Personal information
- Full name: Martin Loïc Ako Assomo
- Date of birth: 12 December 1999 (age 25)
- Place of birth: Ebolowa, Cameroon
- Position: Midfielder

Team information
- Current team: APEJES Academy

Senior career*
- Years: Team / Apps / (Gls)
- 2016: Canon Yaoundé
- 2016–2019: Eding Sport
- 2019–2021: Fortuna Mfou
- 2021: Riga
- 2021–: APEJES Academy

International career
- Cameroon U20 / - / (-)
- 2021–: Cameroon / 9 / (0)

= Martin Ako Assomo =

Cameroonian footballer

Martin Loïc Ako Assomo (born 21 December 1999) is a Cameroonian professional footballer who plays as a winger for APEJES Academy and the Cameroon national football team.

== Club career ==
In March 2021, Assomo signed for Latvian club Riga.
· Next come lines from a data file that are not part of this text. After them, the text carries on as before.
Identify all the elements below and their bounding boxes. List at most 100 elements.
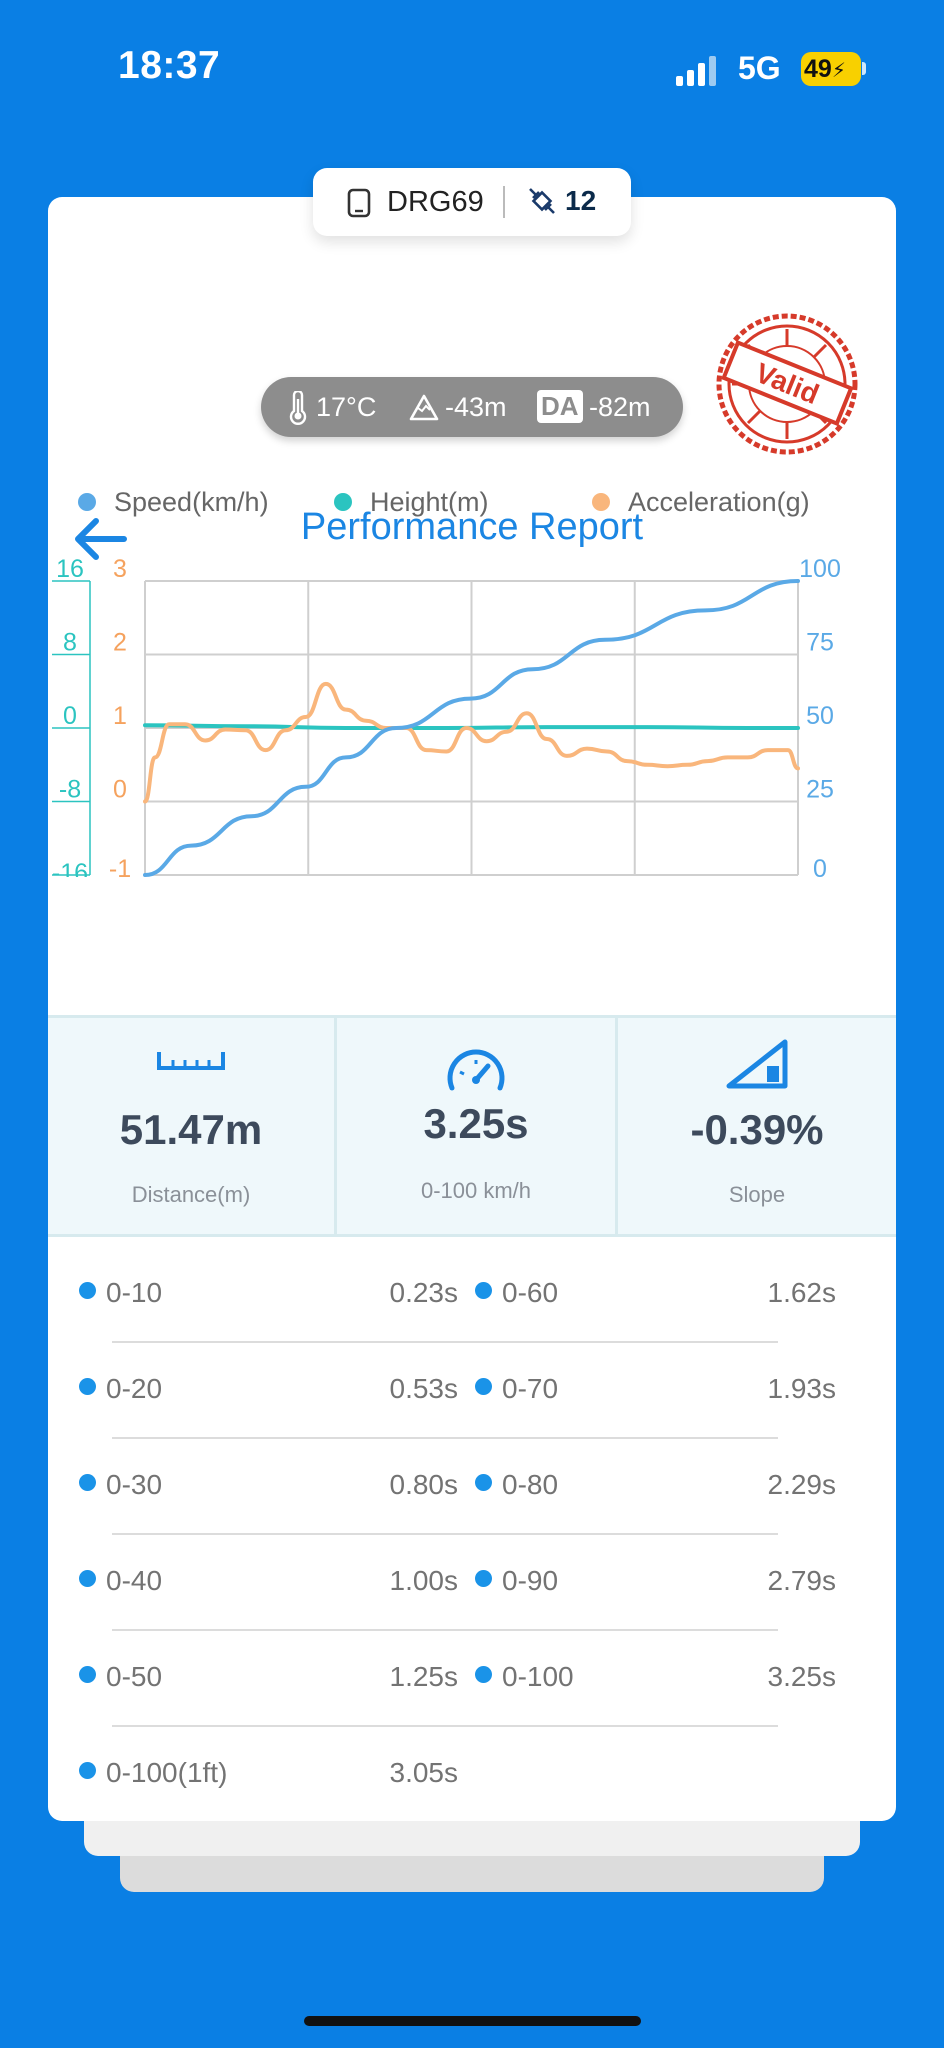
- divider: [615, 1018, 618, 1234]
- distance-value: 51.47m: [119, 1106, 263, 1153]
- height-axis-label: -8: [59, 776, 81, 804]
- density-altitude-badge: DA: [537, 390, 583, 423]
- split-label-text: 0-10: [106, 1277, 163, 1308]
- summary-panel: 51.47m Distance(m) 3.25s 0-100 km/h -0.3…: [48, 1015, 896, 1237]
- density-altitude-value: -82m: [589, 392, 651, 422]
- acceleration-time-value: 3.25s: [423, 1100, 529, 1147]
- split-time: 1.62s: [767, 1277, 837, 1308]
- satellite-icon: [529, 188, 555, 214]
- network-type: 5G: [738, 50, 781, 86]
- split-label: 0-100(1ft): [79, 1757, 227, 1789]
- status-bar: 18:37 5G 49⚡: [0, 0, 944, 140]
- row-divider: [112, 1725, 778, 1727]
- legend-dot: [78, 492, 96, 511]
- valid-stamp: Valid: [716, 313, 858, 455]
- split-label-text: 0-50: [106, 1661, 163, 1692]
- split-label-text: 0-60: [502, 1277, 559, 1308]
- status-time: 18:37: [118, 44, 221, 87]
- charging-bolt-icon: ⚡: [831, 60, 846, 82]
- slope-value: -0.39%: [690, 1106, 824, 1153]
- height-axis-label: 0: [63, 702, 77, 730]
- row-divider: [112, 1533, 778, 1535]
- table-row: 0-50 1.25s 0-100 3.25s: [48, 1661, 896, 1757]
- height-line: [143, 723, 800, 730]
- split-label-text: 0-30: [106, 1469, 163, 1500]
- split-label-text: 0-20: [106, 1373, 163, 1404]
- phone-icon: [347, 188, 371, 218]
- bullet-dot: [79, 1378, 96, 1395]
- acceleration-time-label: 0-100 km/h: [420, 1178, 532, 1203]
- bullet-dot: [475, 1666, 492, 1683]
- accel-axis-label: 3: [113, 555, 127, 583]
- page-title: Performance Report: [300, 506, 644, 548]
- split-label: 0-60: [475, 1277, 558, 1309]
- device-pill[interactable]: DRG69 12: [313, 168, 631, 236]
- speed-axis-label: 25: [806, 776, 834, 804]
- battery-tip: [862, 62, 866, 75]
- legend-speed: Speed(km/h): [78, 487, 269, 518]
- row-divider: [112, 1341, 778, 1343]
- bullet-dot: [79, 1474, 96, 1491]
- altitude-value: -43m: [445, 392, 507, 422]
- split-label: 0-100: [475, 1661, 574, 1693]
- split-label: 0-10: [79, 1277, 162, 1309]
- row-divider: [112, 1629, 778, 1631]
- accel-axis-label: -1: [109, 855, 131, 877]
- accel-axis-label: 1: [113, 702, 127, 730]
- acceleration-line: [143, 681, 800, 804]
- satellite-count: 12: [565, 185, 597, 216]
- cellular-signal-icon: [676, 56, 716, 86]
- split-label: 0-30: [79, 1469, 162, 1501]
- back-arrow-icon[interactable]: [68, 513, 132, 565]
- speed-axis-label: 75: [806, 629, 834, 657]
- height-axis-label: -16: [52, 859, 88, 877]
- legend-height: Height(m): [334, 487, 489, 518]
- split-time: 2.79s: [767, 1565, 837, 1596]
- battery-icon: 49⚡: [801, 52, 861, 86]
- table-row: 0-40 1.00s 0-90 2.79s: [48, 1565, 896, 1661]
- performance-chart: 16 8 0 -8 -16 3 2 1 0 -1 100 75 50 25 0: [52, 555, 841, 877]
- split-time: 0.23s: [389, 1277, 459, 1308]
- split-time: 1.93s: [767, 1373, 837, 1404]
- split-time: 0.80s: [389, 1469, 459, 1500]
- thermometer-icon: [289, 391, 307, 425]
- conditions-pill: 17°C -43m DA -82m: [261, 377, 683, 437]
- divider: [503, 186, 505, 218]
- height-axis-label: 8: [63, 629, 77, 657]
- speedometer-icon: [447, 1049, 505, 1091]
- table-row: 0-20 0.53s 0-70 1.93s: [48, 1373, 896, 1469]
- split-time: 3.25s: [767, 1661, 837, 1692]
- split-label-text: 0-80: [502, 1469, 559, 1500]
- report-card: Performance Report 17°C -43m DA -82m: [48, 197, 896, 1821]
- bullet-dot: [475, 1378, 492, 1395]
- divider: [334, 1018, 337, 1234]
- distance-label: Distance(m): [131, 1182, 251, 1207]
- table-row: 0-10 0.23s 0-60 1.62s: [48, 1277, 896, 1373]
- bullet-dot: [79, 1282, 96, 1299]
- split-label-text: 0-90: [502, 1565, 559, 1596]
- speed-axis-label: 50: [806, 702, 834, 730]
- height-axis-label: 16: [56, 555, 84, 583]
- bullet-dot: [79, 1666, 96, 1683]
- split-time: 3.05s: [389, 1757, 459, 1788]
- legend-dot: [592, 492, 610, 511]
- ruler-icon: [157, 1052, 225, 1070]
- split-label: 0-80: [475, 1469, 558, 1501]
- legend-label: Speed(km/h): [114, 487, 269, 517]
- speed-line: [143, 579, 800, 877]
- table-row: 0-100(1ft) 3.05s: [48, 1757, 896, 1821]
- mountain-icon: [409, 394, 439, 421]
- bullet-dot: [79, 1762, 96, 1779]
- legend-acceleration: Acceleration(g): [592, 487, 810, 518]
- home-indicator: [304, 2016, 641, 2026]
- slope-icon: [726, 1039, 788, 1089]
- split-time: 1.25s: [389, 1661, 459, 1692]
- legend-label: Height(m): [370, 487, 489, 517]
- temperature-value: 17°C: [316, 392, 377, 422]
- accel-axis-label: 2: [113, 629, 127, 657]
- table-row: 0-30 0.80s 0-80 2.29s: [48, 1469, 896, 1565]
- acceleration-time-stat: 3.25s 0-100 km/h: [337, 1018, 615, 1234]
- split-label-text: 0-40: [106, 1565, 163, 1596]
- split-label-text: 0-100: [502, 1661, 574, 1692]
- bullet-dot: [475, 1474, 492, 1491]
He moved back to AS Fortuna in June 2021. On 8 July 2021, he scored a brace against his former club Eding Sport, to grant Fortuna a 4–0 victory.

== International career ==
He debuted with the senior Cameroon national team in a goalless draw friendly match against Nigeria on 8 June 2021, coming on in the 81st minute for James Léa Siliki. He also made the final 33 man squad and competed for Cameroon during the 2020 African Nations Championship.